Europium(II) silicate
- Names: Other names Europium orthosilicate

Identifiers
- CAS Number: 13537-14-9;
- ECHA InfoCard: 100.133.539
- EC Number: 603-916-4;

Properties
- Chemical formula: Eu_{2}SiO_{4}
- Molar mass: 396.01 g/mol
- Appearance: Lemon-yellow solid
- Density: 6.734 g/cm^{3}

Structure
- Crystal structure: Monoclinic, larnite type
- Space group: P2_{1}/n, No. 14
- Lattice constant: a = 0.56502 nm, b = 0.70915 nm, c = 0.97584 nm α = 90°, β = 92.614°, γ = 90°
- Formula units (Z): 4

= Europium(II) silicate =

Europium(II) silicate, also known as europium orthosilicate, is an inorganic compound of europium and silicon with the chemical formula Eu_{2}SiO_{4}. It is an orthosilicate containing isolated SiO_{4} tetrahedra and divalent europium ions. The compound is strongly luminescent and undergoes both structural and magnetic phase transitions.

== Preparation ==
Europium(II) silicate can be prepared by reacting europium(III) oxide, elemental europium and silicon dioxide at high temperature:

2 Eu_{2}O_{3} + 2 Eu + 3 SiO_{2} → 3 Eu_{2}SiO_{4}

Lemon-yellow single crystals have been obtained by heating the reactants in evacuated silica ampoules at 1373 K for 48 hours, followed by controlled cooling.

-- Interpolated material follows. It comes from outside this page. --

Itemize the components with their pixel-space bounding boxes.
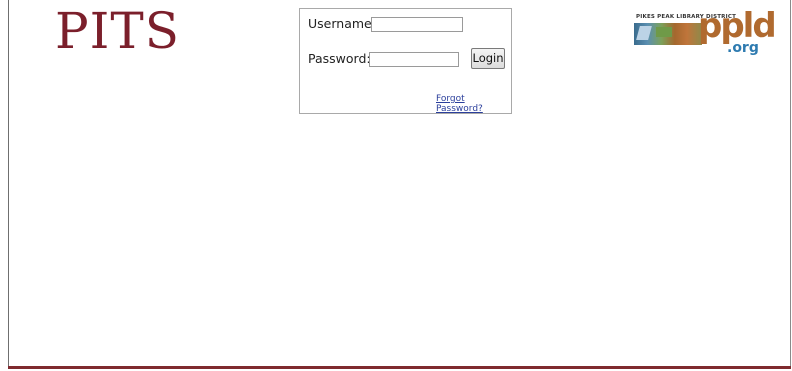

It can also be synthesized from Eu_{2}O_{3} and SiO_{2} under a reducing hydrogen atmosphere.

== Structure and properties ==
At room temperature, europium(II) silicate crystallizes in the monoclinic crystal system with the larnite-type structure, isotypic with β-Ca_{2}SiO_{4}. It belongs to space group P2_{1}/n (No. 14), with lattice parameters a = 5.6502 Å, b = 7.0915 Å, c = 9.7584 Å and β = 92.614°, with four formula units per unit cell.

The structure contains isolated SiO4(4-) tetrahedra, so Eu_{2}SiO_{4} is a nesosilicate. Two crystallographically distinct Eu^{2+} sites occur in the structure.

At about 452 K (179 °C), Eu_{2}SiO_{4} undergoes a reversible transition to an incommensurately modulated high-temperature phase related to the orthorhombic Pnma structure. The transition is accompanied by pronounced changes in birefringence, dielectric properties and luminescence.

Earlier measurements placed the transition near 165 °C and showed that it is accompanied by changes in colour, optical band gap, luminescence intensity and dielectric constant.

Europium(II) silicate is strongly photoluminescent. At room temperature it emits bright yellow light, while the high-temperature phase shows a shift toward orange emission.

It is also ferromagnetic at very low temperature. Modern measurements report a ferromagnetic transition below approximately 7 K.

=== Oxidation ===
Europium(II) silicate is stable in air at moderate temperatures but oxidizes on stronger heating. Oxidation proceeds topotactically through intermediate europium silicate phases containing both Eu^{2+} and Eu^{3+}, and ultimately yields Eu_{2}SiO_{5} at high temperature.

Partial oxidation begins at intermediate temperatures with formation of metastable apatite-like phases; Eu_{2}SiO_{5} is observed after more extensive oxidation above about 1000 °C.

== Applications ==
Europium(II) silicate has been studied as a luminescent material because of its intense yellow Eu^{2+} emission and its temperature-dependent optical properties.

More recently, Eu_{2}SiO_{4} has attracted interest as a low-temperature magnetocaloric material. A 2025 study reported a magnetic entropy change of 21.6 J kg^{−1} K^{−1} for a field change of 0–1 T near liquid-helium temperature, together with relatively high thermal conductivity, suggesting possible use in cryogenic magnetic refrigeration.